Using top for Real-Time System Monitoring
The top command provides a continuously updating view of your system's activity, where you can see which processes are running, how much CPU and memory they're consuming, and watch these numbers change in real-time as your system works.
top

top CommandLet me walk you through what you're seeing in the top output, as understanding these numbers helps you diagnose what's happening on your system.
The summary area at the top tells you about overall system health:
The load average shows three numbers: 2.32, 0.61, 0.21, these represent the average system load over 1, 5, and 15 minutes respectively.
On a system with multiple CPU cores, you'd compare these numbers to your core count β a load of 2.0 on a 4-core system means you're running at about 50% capacity.
The CPU line breaks down what your processor is doing. You'll see us (user space - your applications), sy (system/kernel operations), id (idle time), and wa (waiting for I/O).
In this screenshot, the system is 95% idle, which indicates plenty of available CPU capacity. If you see high wa values, which typically point to disk bottlenecks rather than CPU limitations.
The memory lines show your RAM situation, where you have total memory, what's currently used, what's free, and what's used for buffers and cache.
That buffer/cache memory is interesting because Linux uses it to speed up file access, but it can be reclaimed instantly when applications need it.
The "avail Mem" value tells you how much memory is actually available for new programs.
The process list below shows individual programs:
Each line represents a running process, and the PID is the unique process identifier, %CPU shows how much processor time it's consuming, and %MEM indicates its share of RAM.
The TIME+ column accumulates total CPU time since the process started. In this example, you can see netdata and several system processes are running, with most showing minimal resource usage.
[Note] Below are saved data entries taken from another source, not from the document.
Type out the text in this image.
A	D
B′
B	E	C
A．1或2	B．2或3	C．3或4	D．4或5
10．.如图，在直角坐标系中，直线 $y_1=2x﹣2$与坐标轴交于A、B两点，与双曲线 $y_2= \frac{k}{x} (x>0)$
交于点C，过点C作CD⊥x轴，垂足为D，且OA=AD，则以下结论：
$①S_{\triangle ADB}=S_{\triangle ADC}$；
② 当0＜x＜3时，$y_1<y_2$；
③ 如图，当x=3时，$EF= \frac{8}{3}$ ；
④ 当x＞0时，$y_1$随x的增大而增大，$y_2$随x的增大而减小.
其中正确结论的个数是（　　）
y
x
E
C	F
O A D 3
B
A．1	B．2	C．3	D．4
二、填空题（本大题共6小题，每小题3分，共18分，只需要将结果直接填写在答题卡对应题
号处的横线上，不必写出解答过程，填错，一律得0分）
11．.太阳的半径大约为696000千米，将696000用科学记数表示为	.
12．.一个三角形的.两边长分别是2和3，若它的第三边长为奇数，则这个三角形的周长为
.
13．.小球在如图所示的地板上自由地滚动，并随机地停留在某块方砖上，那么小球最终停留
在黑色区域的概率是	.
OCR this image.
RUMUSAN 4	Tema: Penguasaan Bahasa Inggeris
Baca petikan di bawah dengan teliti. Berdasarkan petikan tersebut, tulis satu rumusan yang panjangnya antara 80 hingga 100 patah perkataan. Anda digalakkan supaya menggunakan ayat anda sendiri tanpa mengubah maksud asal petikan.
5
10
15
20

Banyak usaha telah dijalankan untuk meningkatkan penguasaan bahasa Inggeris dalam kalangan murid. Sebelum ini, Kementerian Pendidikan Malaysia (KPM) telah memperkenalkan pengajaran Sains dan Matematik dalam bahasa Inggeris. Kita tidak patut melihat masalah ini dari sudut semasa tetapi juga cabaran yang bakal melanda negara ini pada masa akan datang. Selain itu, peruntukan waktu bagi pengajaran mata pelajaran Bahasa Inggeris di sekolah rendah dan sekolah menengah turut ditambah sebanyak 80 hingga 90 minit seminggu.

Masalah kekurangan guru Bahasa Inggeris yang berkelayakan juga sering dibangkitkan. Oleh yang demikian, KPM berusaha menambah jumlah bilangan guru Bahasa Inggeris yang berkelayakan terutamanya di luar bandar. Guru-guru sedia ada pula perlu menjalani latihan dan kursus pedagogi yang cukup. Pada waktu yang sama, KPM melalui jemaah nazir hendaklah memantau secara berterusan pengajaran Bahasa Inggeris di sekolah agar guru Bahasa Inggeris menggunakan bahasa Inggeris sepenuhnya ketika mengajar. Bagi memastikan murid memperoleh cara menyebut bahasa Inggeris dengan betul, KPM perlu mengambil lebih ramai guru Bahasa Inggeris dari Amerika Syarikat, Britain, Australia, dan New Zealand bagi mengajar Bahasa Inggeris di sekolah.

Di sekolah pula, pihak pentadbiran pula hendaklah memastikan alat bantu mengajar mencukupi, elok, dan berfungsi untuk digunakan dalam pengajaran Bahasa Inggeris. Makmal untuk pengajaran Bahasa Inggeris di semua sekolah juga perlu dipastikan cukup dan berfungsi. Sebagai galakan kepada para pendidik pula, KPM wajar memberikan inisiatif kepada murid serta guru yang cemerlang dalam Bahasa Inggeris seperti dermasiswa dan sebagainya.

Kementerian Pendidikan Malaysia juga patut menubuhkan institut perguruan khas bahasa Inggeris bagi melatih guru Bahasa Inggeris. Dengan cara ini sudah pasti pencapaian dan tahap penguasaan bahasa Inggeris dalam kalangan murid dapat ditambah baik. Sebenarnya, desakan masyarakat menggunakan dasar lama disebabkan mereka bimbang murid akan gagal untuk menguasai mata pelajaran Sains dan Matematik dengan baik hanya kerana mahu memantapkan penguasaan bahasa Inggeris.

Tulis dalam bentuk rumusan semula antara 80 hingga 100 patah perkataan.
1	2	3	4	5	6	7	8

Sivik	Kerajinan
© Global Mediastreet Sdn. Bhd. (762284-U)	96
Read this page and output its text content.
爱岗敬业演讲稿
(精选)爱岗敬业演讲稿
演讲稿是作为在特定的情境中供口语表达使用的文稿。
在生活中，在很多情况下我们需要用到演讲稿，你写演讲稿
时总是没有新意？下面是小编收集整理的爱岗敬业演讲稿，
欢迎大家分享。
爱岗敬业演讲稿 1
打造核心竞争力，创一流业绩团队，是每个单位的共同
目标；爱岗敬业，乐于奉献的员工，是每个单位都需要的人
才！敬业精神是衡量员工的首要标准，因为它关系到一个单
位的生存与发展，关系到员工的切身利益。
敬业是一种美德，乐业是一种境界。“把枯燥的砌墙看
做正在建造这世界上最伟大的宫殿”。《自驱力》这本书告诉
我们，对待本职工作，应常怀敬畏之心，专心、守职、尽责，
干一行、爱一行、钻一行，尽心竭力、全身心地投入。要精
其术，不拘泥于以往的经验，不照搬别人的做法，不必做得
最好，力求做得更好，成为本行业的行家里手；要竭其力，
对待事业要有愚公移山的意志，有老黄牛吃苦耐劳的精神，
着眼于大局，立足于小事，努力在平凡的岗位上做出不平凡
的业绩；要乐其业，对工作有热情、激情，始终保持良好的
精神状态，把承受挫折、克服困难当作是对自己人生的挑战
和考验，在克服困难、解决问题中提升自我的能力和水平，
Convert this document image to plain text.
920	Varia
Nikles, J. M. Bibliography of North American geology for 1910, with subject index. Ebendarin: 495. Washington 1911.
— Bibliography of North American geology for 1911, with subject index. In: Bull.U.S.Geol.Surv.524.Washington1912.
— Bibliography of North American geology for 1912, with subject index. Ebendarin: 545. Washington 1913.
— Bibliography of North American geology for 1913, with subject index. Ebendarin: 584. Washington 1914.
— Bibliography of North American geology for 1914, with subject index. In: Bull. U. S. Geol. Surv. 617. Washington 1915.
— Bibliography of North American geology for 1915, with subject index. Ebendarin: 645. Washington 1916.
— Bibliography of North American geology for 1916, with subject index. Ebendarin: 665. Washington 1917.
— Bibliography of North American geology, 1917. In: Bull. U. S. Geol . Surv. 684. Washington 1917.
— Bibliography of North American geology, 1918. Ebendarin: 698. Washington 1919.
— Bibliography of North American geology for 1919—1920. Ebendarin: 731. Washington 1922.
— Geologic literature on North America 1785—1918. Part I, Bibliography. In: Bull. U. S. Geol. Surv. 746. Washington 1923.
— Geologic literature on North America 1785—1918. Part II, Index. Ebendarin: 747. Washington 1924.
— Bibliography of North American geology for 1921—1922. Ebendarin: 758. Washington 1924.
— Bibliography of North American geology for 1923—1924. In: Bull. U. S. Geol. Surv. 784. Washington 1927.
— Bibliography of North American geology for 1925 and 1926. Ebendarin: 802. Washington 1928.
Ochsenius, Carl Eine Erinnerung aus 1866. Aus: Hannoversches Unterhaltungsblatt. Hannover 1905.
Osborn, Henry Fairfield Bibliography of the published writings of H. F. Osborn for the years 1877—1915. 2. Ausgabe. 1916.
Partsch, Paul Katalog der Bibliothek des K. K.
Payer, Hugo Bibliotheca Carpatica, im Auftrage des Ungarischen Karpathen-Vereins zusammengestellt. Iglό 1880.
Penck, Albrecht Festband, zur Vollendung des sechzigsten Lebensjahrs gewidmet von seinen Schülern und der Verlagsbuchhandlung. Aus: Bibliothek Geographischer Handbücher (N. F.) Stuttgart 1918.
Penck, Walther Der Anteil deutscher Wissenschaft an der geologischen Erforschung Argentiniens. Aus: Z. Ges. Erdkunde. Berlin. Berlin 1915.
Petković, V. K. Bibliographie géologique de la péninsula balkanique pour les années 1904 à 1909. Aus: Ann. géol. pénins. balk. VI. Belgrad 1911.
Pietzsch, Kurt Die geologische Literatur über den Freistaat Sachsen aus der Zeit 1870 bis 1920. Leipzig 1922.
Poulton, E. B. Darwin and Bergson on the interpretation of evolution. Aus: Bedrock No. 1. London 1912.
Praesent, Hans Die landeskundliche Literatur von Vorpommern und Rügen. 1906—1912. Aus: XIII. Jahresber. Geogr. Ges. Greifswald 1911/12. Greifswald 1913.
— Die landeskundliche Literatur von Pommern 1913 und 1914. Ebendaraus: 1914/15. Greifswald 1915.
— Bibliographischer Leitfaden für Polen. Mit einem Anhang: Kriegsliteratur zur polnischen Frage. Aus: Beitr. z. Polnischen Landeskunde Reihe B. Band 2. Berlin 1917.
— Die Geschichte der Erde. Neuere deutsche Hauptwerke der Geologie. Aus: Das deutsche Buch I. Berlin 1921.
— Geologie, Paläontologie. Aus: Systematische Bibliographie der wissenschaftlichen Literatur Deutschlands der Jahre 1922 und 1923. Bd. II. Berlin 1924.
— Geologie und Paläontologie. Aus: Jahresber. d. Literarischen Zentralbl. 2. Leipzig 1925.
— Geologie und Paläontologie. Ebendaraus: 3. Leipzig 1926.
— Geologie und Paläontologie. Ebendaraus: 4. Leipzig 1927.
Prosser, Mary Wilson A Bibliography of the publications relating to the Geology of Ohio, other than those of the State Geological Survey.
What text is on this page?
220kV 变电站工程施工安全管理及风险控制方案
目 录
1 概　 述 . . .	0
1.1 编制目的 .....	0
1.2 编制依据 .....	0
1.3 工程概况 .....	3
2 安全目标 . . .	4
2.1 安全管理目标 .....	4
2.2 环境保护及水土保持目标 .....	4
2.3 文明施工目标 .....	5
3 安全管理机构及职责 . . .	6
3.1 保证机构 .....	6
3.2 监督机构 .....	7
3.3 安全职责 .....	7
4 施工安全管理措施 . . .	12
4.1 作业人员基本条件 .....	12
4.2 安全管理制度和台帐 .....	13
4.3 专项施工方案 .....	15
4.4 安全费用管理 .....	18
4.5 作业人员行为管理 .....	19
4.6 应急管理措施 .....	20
Some useful keyboard shortcuts while top is running:
Press M to sort processes by memory usage, or P to sort by CPU usage - this quickly reveals which programs are consuming the most resources.
Press 1 to see individual CPU cores broken out separately, which helps on multi-core systems. Press k to kill a process by entering its PID, and q to quit top when you're done.
What makes top particularly valuable is that it updates continuously, so you can watch resource usage change in real-time as your system responds to different workloads.